As written now, Amesty’s bill and a similar companion (SB 462) by Vero Beach Sen. Erin Grall would enable women who have given birth within six months to be excused from complying with a jury summons.
They’d only have to provide a written request and a copy of the child’s birth certificate.
“Strong and healthy families should be at the heart of our state policymaking,” Amesty said Wednesday at a meeting of the House Civil Justice Subcommittee, which unanimously voted “yes” on the measure.
Amesty said more than a dozen states, including California and Iowa, have enacted similar exemptions.
The measure comes at a time of increasing judicial system accommodation to mothers with newborns. In March, lawmakers gave uniform support to a bill requiring many courthouses across the state to provide free, clean and private lactation rooms.

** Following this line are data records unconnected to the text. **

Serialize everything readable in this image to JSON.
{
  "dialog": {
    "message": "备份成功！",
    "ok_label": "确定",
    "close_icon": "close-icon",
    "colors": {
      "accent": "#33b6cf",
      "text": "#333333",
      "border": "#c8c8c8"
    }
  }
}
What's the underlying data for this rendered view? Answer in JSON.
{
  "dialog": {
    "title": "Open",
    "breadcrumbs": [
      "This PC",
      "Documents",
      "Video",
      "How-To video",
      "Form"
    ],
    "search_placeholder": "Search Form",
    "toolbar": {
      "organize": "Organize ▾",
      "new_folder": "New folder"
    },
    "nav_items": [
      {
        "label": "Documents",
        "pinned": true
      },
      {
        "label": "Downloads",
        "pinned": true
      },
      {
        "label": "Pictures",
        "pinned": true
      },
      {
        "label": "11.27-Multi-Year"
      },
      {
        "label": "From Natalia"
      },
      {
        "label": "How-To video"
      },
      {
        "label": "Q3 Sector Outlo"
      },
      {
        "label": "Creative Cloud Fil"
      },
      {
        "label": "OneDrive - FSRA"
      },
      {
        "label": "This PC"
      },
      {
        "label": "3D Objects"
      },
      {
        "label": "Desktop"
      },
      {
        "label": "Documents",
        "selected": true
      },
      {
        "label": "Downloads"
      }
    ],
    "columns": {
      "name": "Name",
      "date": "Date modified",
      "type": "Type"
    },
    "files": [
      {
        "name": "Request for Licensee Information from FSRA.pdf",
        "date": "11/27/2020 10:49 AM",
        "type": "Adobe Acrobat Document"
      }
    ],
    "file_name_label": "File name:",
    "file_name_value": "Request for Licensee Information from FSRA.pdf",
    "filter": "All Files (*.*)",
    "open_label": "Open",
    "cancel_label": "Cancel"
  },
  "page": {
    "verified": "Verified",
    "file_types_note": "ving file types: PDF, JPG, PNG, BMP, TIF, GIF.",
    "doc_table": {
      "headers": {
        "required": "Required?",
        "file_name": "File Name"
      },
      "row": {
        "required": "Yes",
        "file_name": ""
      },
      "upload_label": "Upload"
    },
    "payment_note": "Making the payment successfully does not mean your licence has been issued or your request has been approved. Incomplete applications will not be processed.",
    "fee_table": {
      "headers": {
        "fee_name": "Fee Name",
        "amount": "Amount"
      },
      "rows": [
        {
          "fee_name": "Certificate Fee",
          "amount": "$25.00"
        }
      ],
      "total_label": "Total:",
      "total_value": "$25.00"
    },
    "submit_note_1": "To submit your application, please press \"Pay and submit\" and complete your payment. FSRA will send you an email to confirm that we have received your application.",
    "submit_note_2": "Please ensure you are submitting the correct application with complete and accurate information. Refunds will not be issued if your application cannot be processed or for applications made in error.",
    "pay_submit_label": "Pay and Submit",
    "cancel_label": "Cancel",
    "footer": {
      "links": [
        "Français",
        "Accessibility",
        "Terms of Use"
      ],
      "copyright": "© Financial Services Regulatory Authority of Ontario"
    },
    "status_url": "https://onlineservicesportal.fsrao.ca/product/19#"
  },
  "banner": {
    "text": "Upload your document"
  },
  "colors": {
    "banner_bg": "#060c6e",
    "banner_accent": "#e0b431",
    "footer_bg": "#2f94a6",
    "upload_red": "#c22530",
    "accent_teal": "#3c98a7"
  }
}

Rep. Ashley Gantt, a Miami lawyer who sponsored the lactation rooms legislation in the House, pointed out that Amesty’s bill lacked details about how Clerks would verify the authenticity of birth certificate copies and the time frame within which requests for exemptions must be made.
Amesty said she could contact Gantt’s Office to work on those details.
Tampa Rep. Traci Koster, a marital and family law lawyer, noted growing support for fathers’ rights in the state and asked, “Is there an appetite for including new dads that might be on paternity leave or just had a baby as well?”
Amesty said that while the bill is solely “focused on women” now, she is “open to adding that.”
“I’m more than happy to look further into that (as) something we can do,” she said. “We want families to thrive in Florida, so I’m open to considering that.”
HB 461 will next go to the House Judiciary Committee, its last stop before a floor vote. SB 462 is scheduled for a Senate Judiciary Committee hearing at 9 a.m. Dec. 13.